DATA 605 Discussion 12

Using simple linear regression, we want to answer the question "Is there a relationship between a child's height and the height of their parents?"

The Dataset

For this investigation we will use a dataset compiled by Francis Galton that contains data about the heights of children and their parents.

First we will import the dataset into R (the dataset can be accessed via the HistData R package) and take a brief look at the data.

# Import Galton's dataset from the HistData package.
data('Galton')
galton_height_data <- GaltonFamilies
kable(head(galton_height_data), format = 'markdown')

family	father	mother	midparentHeight	children	childNum	gender	childHeight
001	78.5	67.0	75.43	4	1	male	73.2
001	78.5	67.0	75.43	4	2	female	69.2
001	78.5	67.0	75.43	4	3	female	69.0
001	78.5	67.0	75.43	4	4	female	69.0
002	75.5	66.5	73.66	4	1	male	73.5
002	75.5	66.5	73.66	4	2	male	72.5

# Count the number of observations in the dataset.
nrow(galton_height_data)

## [1] 934

As we can see from the above, the dataset contains 934 observations, and 8 variables: family, father, mother, midparentHeight, children, childNum, gender, and childHeight.

In order to assess if there is a relationship between a child's height and their parents' height, we can plot the data in a scatter graph. This allows us to easily assess if a relationship exists.

# PLot a scatter plot of the Galton dataset.
galton_plot <- ggplot(Galton, aes(x = parent, y = child)) + geom_point(color = "blue") +
    ylab("Child's Height in Inches") + xlab("Parents' Height in Inches")

galton_plot

Data Exploration

Looking at the above scatter plot, it does appear that there is a relationship between the height of a child's parents, and the height of the child. As the parents' height increases, so does the child's height. To confirm this, we can take a look at the correlation between the 2 variables (child's height vs parents' height).

Correlation

# Calculate the correlation between the 2 variables.
round(cor(Galton$parent, Galton$child), 2)

## [1] 0.46

The correlation between the 2 variables is 0.46 which confirms that there is a strong relationship between the 2 variables.

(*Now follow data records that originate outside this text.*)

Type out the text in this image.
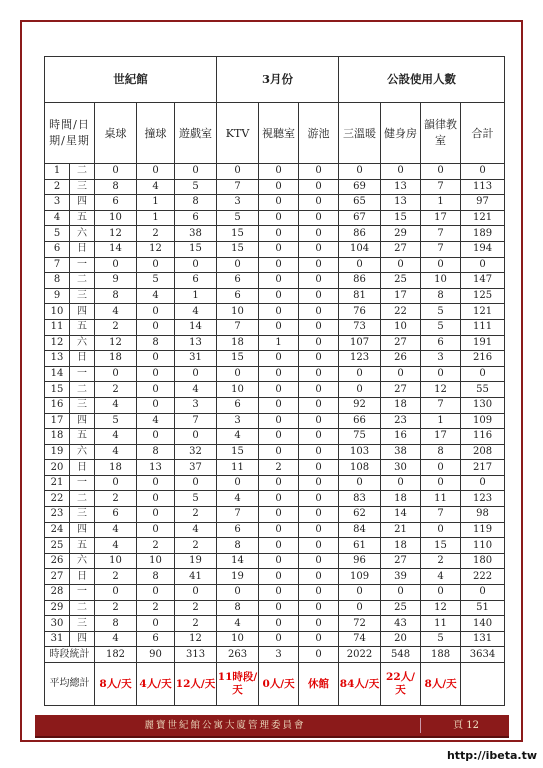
世紀館					3月份			公設使用人數			
時間/日期/星期		桌球	撞球	遊戲室	KTV	視聽室	游池	三溫暖	健身房	韻律教室	合計
1	二	0	0	0	0	0	0	0	0	0	0
2	三	8	4	5	7	0	0	69	13	7	113
3	四	6	1	8	3	0	0	65	13	1	97
4	五	10	1	6	5	0	0	67	15	17	121
5	六	12	2	38	15	0	0	86	29	7	189
6	日	14	12	15	15	0	0	104	27	7	194
7	一	0	0	0	0	0	0	0	0	0	0
8	二	9	5	6	6	0	0	86	25	10	147
9	三	8	4	1	6	0	0	81	17	8	125
10	四	4	0	4	10	0	0	76	22	5	121
11	五	2	0	14	7	0	0	73	10	5	111
12	六	12	8	13	18	1	0	107	27	6	191
13	日	18	0	31	15	0	0	123	26	3	216
14	一	0	0	0	0	0	0	0	0	0	0
15	二	2	0	4	10	0	0	0	27	12	55
16	三	4	0	3	6	0	0	92	18	7	130
17	四	5	4	7	3	0	0	66	23	1	109
18	五	4	0	0	4	0	0	75	16	17	116
19	六	4	8	32	15	0	0	103	38	8	208
20	日	18	13	37	11	2	0	108	30	0	217
21	一	0	0	0	0	0	0	0	0	0	0
22	二	2	0	5	4	0	0	83	18	11	123
23	三	6	0	2	7	0	0	62	14	7	98
24	四	4	0	4	6	0	0	84	21	0	119
25	五	4	2	2	8	0	0	61	18	15	110
26	六	10	10	19	14	0	0	96	27	2	180
27	日	2	8	41	19	0	0	109	39	4	222
28	一	0	0	0	0	0	0	0	0	0	0
29	二	2	2	2	8	0	0	0	25	12	51
30	三	8	0	2	4	0	0	72	43	11	140
31	四	4	6	12	10	0	0	74	20	5	131
時段統計		182	90	313	263	3	0	2022	548	188	3634
平均總計		8人/天	4人/天	12人/天	11時段/天	0人/天	休館	84人/天	22人/天	8人/天	
麗寶世紀館公寓大廈管理委員會	頁 12
http://ibeta.tw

Distribution normality of the dependent variable (child's height)

The next thing we want to check is the distribution normality for the dependent variable (child's height). We can check this by plotting a histogram and seeing if the distribution is bell shapped.

hist(Galton$child)

The distribution is close to normal (bell shapped) and therefore we can proceed to check the linearity of the variables.

Linearity of the relationship between parents' height and child's height

plot(parent ~ child, Galton)

The relationship between a child's height and their parents' height is not overly apparent, but it is linear and thus we can move forward with building the regression model.

Regression Model

The goal of our regression model is to predict the height of a child (response/dependent variable) based on their parents' height (predictor/independent variable).

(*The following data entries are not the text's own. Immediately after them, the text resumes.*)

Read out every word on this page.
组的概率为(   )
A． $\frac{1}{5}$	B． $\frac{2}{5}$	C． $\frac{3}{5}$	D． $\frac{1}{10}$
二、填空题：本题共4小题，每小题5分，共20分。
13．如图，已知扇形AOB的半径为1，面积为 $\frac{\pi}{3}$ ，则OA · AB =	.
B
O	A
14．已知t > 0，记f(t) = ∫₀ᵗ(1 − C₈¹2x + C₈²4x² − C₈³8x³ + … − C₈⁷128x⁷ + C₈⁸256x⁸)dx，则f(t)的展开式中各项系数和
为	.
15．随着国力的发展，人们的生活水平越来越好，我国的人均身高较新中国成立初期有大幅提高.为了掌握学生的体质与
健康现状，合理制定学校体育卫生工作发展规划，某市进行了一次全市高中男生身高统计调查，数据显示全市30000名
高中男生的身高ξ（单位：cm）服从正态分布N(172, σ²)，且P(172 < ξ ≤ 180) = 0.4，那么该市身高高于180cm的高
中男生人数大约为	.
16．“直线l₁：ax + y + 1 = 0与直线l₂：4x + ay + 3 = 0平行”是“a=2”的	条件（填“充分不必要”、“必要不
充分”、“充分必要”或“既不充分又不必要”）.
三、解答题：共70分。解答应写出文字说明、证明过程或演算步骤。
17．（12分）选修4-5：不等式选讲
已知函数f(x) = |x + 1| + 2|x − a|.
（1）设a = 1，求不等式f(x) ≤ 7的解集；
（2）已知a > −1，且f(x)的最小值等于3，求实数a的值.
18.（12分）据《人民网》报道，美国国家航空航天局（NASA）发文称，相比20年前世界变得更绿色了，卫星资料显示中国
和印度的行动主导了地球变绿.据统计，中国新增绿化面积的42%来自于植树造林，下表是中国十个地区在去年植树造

Build the regression model

The first step is to build the regression model using R's lm() function.

# Create the regression model.
galton_height_model <- lm(parent ~ child, Galton)

# Create a summary of the model.
summary(galton_height_model)

## 
## Call:
## lm(formula = parent ~ child, data = Galton)
## 
## Residuals:
##     Min      1Q  Median      3Q     Max 
## -4.6702 -1.1702 -0.1471  1.1324  4.2722 
## 
## Coefficients:
##             Estimate Std. Error t value Pr(>|t|)    
## (Intercept) 46.13535    1.41225   32.67   <2e-16 ***
## child        0.32565    0.02073   15.71   <2e-16 ***
## ---
## Signif. codes:  0 '***' 0.001 '**' 0.01 '*' 0.05 '.' 0.1 ' ' 1
## 
## Residual standard error: 1.589 on 926 degrees of freedom
## Multiple R-squared:  0.2105, Adjusted R-squared:  0.2096 
## F-statistic: 246.8 on 1 and 926 DF,  p-value: < 2.2e-16

Linear model summary analysis

The Multiple R-squared value above is a measurement of how well the model describes the data. For this model, the R-Squared value is 0.2105 which means that the model explains 21.5% of the data’s variation.

For well fitted linear regression models, the residuals should be normally distributed with a mean as close to 0 as possible. The residuals median for this model is -0.147 which means the model over predicted.

Residual analysis

par(mfrow = c(2, 2))
plot(galton_height_model)

par(mfrow = c(1, 1))

The QQ plot would suggest that our errors follow the straight line pretty well and so our prediction that a child's parent's height influences their height is highly probable. The stragglers at either end of the line may indicate that either the data is slight skewed, or we have some outliers.

The most likely case in this investigation is that our original hypothesis of - "a child's height is influenced by their parents' height" is true.